On January 20, 2017, the Illinois Supreme Court issued a taxpayer-friendly opinion in The Hertz Corporation, et al v. The City of Chicago, 2017 IL 119945. At issue was whether the City of Chicago (the “City”) could mandate collection of its Personal Property Lease Transaction Tax (the “Transaction Tax”) from certain car rental agencies located outside its borders based on presumptive, but not actual, use of property within the City.  Hertz Corporation and Enterprise Leasing, Inc. challenged the City’s extraterritorial tax scheme as a violation of both the Illinois Constitution and the U.S. Constitution.  The Illinois Supreme Court struck down the tax, holding that it violated the Illinois Constitution.

The City imposes Transaction Tax on (1) leases entered into within the City and (2) leases entered into outside the City to the extent the leased property is used within the City. The City’s ability to impose the Transaction Tax emanates from the Illinois Constitution’s home rule taxing authority granted to Illinois counties and municipalities.  By the Illinois Secretary of State’s most recent count, there are approximately 205 home rule jurisdictions in Illinois, each with its own separate power to impose transaction taxes.

In May 2011, the City promulgated Personal Property Lease Transaction Tax Second Amended Ruling 11 (“Ruling 11”), which required suburban car rental agencies, defined as those car rental agencies located within three miles of the City limits that also had locations within the City, to collect the Transaction Tax from any customer presenting a driver’s license with a City address, unless that customer provided written proof of its intended use outside the City. Ruling 11 also included a “safe harbor” such that, in lieu of keeping records of their customer’s intended use, a suburban car rental agency could assume that 25% of its rentals to Chicago customers were for use in the City and pay tax on that amount.

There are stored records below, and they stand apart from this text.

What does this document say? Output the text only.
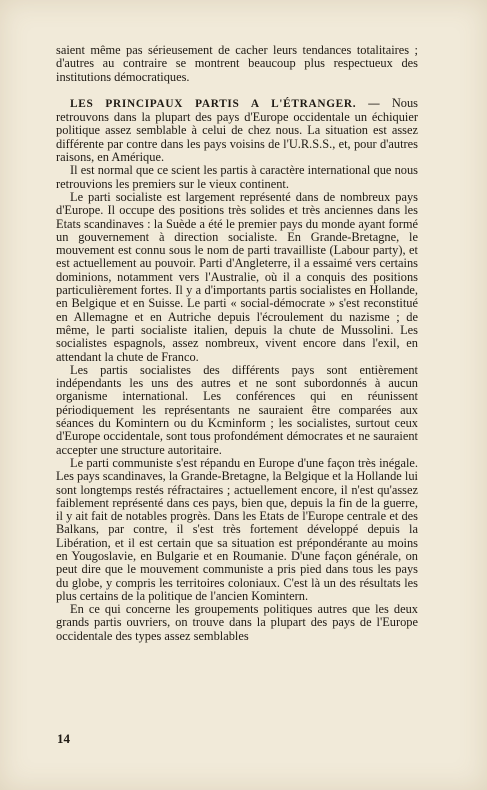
saient même pas sérieusement de cacher leurs tendances totalitaires ; d'autres au contraire se montrent beaucoup plus respectueux des institutions démocratiques.

LES PRINCIPAUX PARTIS A L'ÉTRANGER. — Nous retrouvons dans la plupart des pays d'Europe occidentale un échiquier politique assez semblable à celui de chez nous. La situation est assez différente par contre dans les pays voisins de l'U.R.S.S., et, pour d'autres raisons, en Amérique.

Il est normal que ce scient les partis à caractère international que nous retrouvions les premiers sur le vieux continent.

Le parti socialiste est largement représenté dans de nombreux pays d'Europe. Il occupe des positions très solides et très anciennes dans les Etats scandinaves : la Suède a été le premier pays du monde ayant formé un gouvernement à direction socialiste. En Grande-Bretagne, le mouvement est connu sous le nom de parti travailliste (Labour party), et est actuellement au pouvoir. Parti d'Angleterre, il a essaimé vers certains dominions, notamment vers l'Australie, où il a conquis des positions particulièrement fortes. Il y a d'importants partis socialistes en Hollande, en Belgique et en Suisse. Le parti « social-démocrate » s'est reconstitué en Allemagne et en Autriche depuis l'écroulement du nazisme ; de même, le parti socialiste italien, depuis la chute de Mussolini. Les socialistes espagnols, assez nombreux, vivent encore dans l'exil, en attendant la chute de Franco.

Les partis socialistes des différents pays sont entièrement indépendants les uns des autres et ne sont subordonnés à aucun organisme international. Les conférences qui en réunissent périodiquement les représentants ne sauraient être comparées aux séances du Komintern ou du Kcminform ; les socialistes, surtout ceux d'Europe occidentale, sont tous profondément démocrates et ne sauraient accepter une structure autoritaire.

Le parti communiste s'est répandu en Europe d'une façon très inégale. Les pays scandinaves, la Grande-Bretagne, la Belgique et la Hollande lui sont longtemps restés réfractaires ; actuellement encore, il n'est qu'assez faiblement représenté dans ces pays, bien que, depuis la fin de la guerre, il y ait fait de notables progrès. Dans les Etats de l'Europe centrale et des Balkans, par contre, il s'est très fortement développé depuis la Libération, et il est certain que sa situation est prépondérante au moins en Yougoslavie, en Bulgarie et en Roumanie. D'une façon générale, on peut dire que le mouvement communiste a pris pied dans tous les pays du globe, y compris les territoires coloniaux. C'est là un des résultats les plus certains de la politique de l'ancien Komintern.

En ce qui concerne les groupements politiques autres que les deux grands partis ouvriers, on trouve dans la plupart des pays de l'Europe occidentale des types assez semblables

14
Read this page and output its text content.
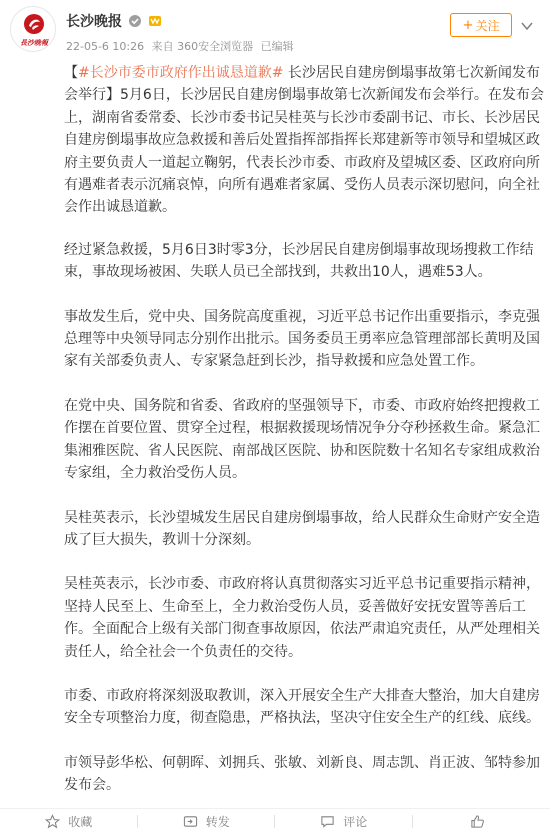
長沙晚報
长沙晚报
22-05-6 10:26 来自 360安全浏览器 已编辑
+ 关注

【#长沙市委市政府作出诚恳道歉# 长沙居民自建房倒塌事故第七次新闻发布会举行】5月6日，长沙居民自建房倒塌事故第七次新闻发布会举行。在发布会上，湖南省委常委、长沙市委书记吴桂英与长沙市委副书记、市长、长沙居民自建房倒塌事故应急救援和善后处置指挥部指挥长郑建新等市领导和望城区政府主要负责人一道起立鞠躬，代表长沙市委、市政府及望城区委、区政府向所有遇难者表示沉痛哀悼，向所有遇难者家属、受伤人员表示深切慰问，向全社会作出诚恳道歉。

经过紧急救援，5月6日3时零3分，长沙居民自建房倒塌事故现场搜救工作结束，事故现场被困、失联人员已全部找到，共救出10人，遇难53人。

事故发生后，党中央、国务院高度重视，习近平总书记作出重要指示，李克强总理等中央领导同志分别作出批示。国务委员王勇率应急管理部部长黄明及国家有关部委负责人、专家紧急赶到长沙，指导救援和应急处置工作。

在党中央、国务院和省委、省政府的坚强领导下，市委、市政府始终把搜救工作摆在首要位置、贯穿全过程，根据救援现场情况争分夺秒拯救生命。紧急汇集湘雅医院、省人民医院、南部战区医院、协和医院数十名知名专家组成救治专家组，全力救治受伤人员。

吴桂英表示，长沙望城发生居民自建房倒塌事故，给人民群众生命财产安全造成了巨大损失，教训十分深刻。

吴桂英表示，长沙市委、市政府将认真贯彻落实习近平总书记重要指示精神，坚持人民至上、生命至上，全力救治受伤人员，妥善做好安抚安置等善后工作。全面配合上级有关部门彻查事故原因，依法严肃追究责任，从严处理相关责任人，给全社会一个负责任的交待。

市委、市政府将深刻汲取教训，深入开展安全生产大排查大整治，加大自建房安全专项整治力度，彻查隐患，严格执法，坚决守住安全生产的红线、底线。

市领导彭华松、何朝晖、刘拥兵、张敏、刘新良、周志凯、肖正波、邹特参加发布会。

收藏	转发	评论
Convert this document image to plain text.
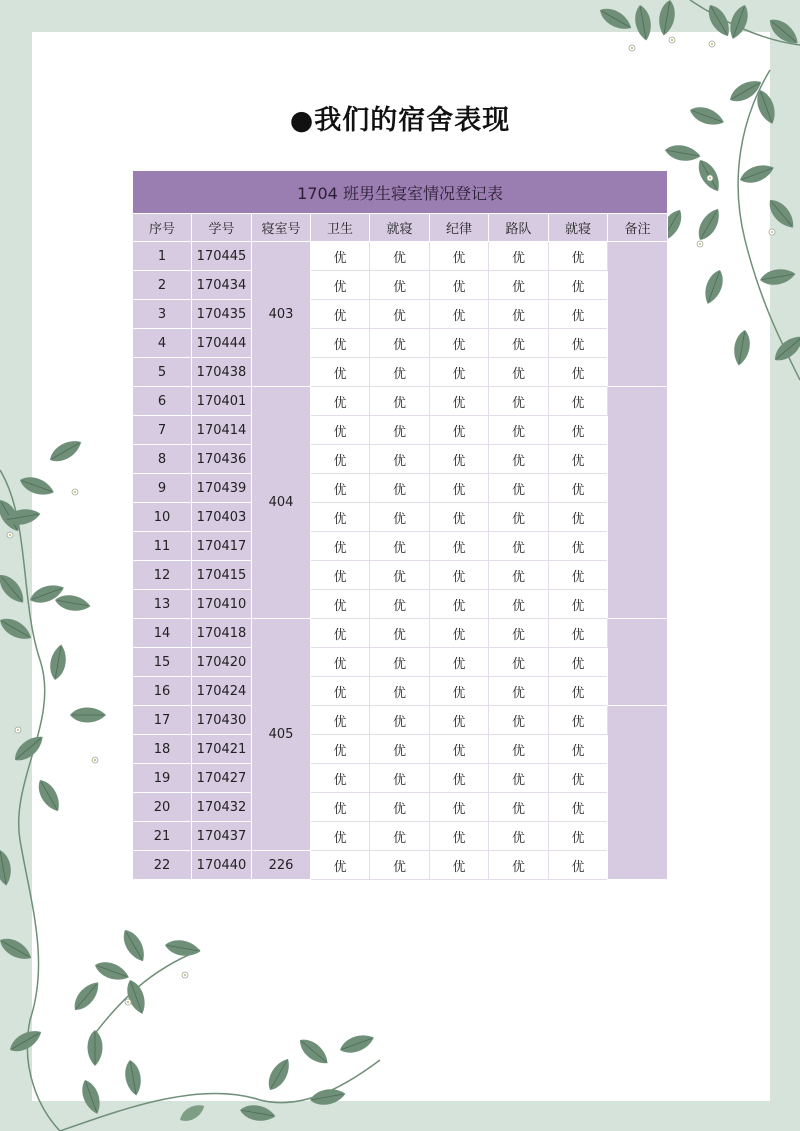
●我们的宿舍表现
1704 班男生寝室情况登记表								
序号	学号	寝室号	卫生	就寝	纪律	路队	就寝	备注
1	170445	403	优	优	优	优	优	
2	170434		优	优	优	优	优	
3	170435		优	优	优	优	优	
4	170444		优	优	优	优	优	
5	170438		优	优	优	优	优	
6	170401	404	优	优	优	优	优	
7	170414		优	优	优	优	优	
8	170436		优	优	优	优	优	
9	170439		优	优	优	优	优	
10	170403		优	优	优	优	优	
11	170417		优	优	优	优	优	
12	170415		优	优	优	优	优	
13	170410		优	优	优	优	优	
14	170418	405	优	优	优	优	优	
15	170420		优	优	优	优	优	
16	170424		优	优	优	优	优	
17	170430		优	优	优	优	优	
18	170421		优	优	优	优	优	
19	170427		优	优	优	优	优	
20	170432		优	优	优	优	优	
21	170437		优	优	优	优	优	
22	170440	226	优	优	优	优	优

The Illinois Supreme Court properly noted that Ruling 11 purported to impose tax on stated intent or presumptive use, neither of which represented actual use in the City. Without an actual connection to the City, the Court determined that Ruling 11 amounted to a tax on activity conducted entirely outside the City’s borders.  The Court noted that it had previously warned in Commercial National Bank of Chicago v. City of Chicago, 89 Ill. 2d 45, 79 (1982) that the “unrestrained extraterritorial exercise of home rule powers in zoning, taxation, and other areas could create serious problems, given the number of home rule units in Illinois, particularly in the Chicago area.”  These concerns prompted the Illinois Supreme Court to hold in Commercial National Bank that the expansion of home rule powers outside municipal limits can only be granted by the Illinois legislature.  In the instant case, the concerns in Commercial National Bank were made manifest.  If the Court sanctioned the City’s ability to impose the Transaction Tax extraterritorially, other home rule jurisdictions could similarly expand their taxing powers.  The result would significantly burden lessees and lessors alike.  The Court ultimately held that because the Illinois legislature had not expressly expanded the City’s taxing authority to permit an extraterritorial tax, Ruling 11 violated the Illinois Constitution.

This case illustrates the lengths taxing authorities are willing to go in an effort to extend their taxing jurisdiction. Thankfully, the Illinois Supreme Court properly denied Chicago’s attempt to exert its jurisdiction outside its borders.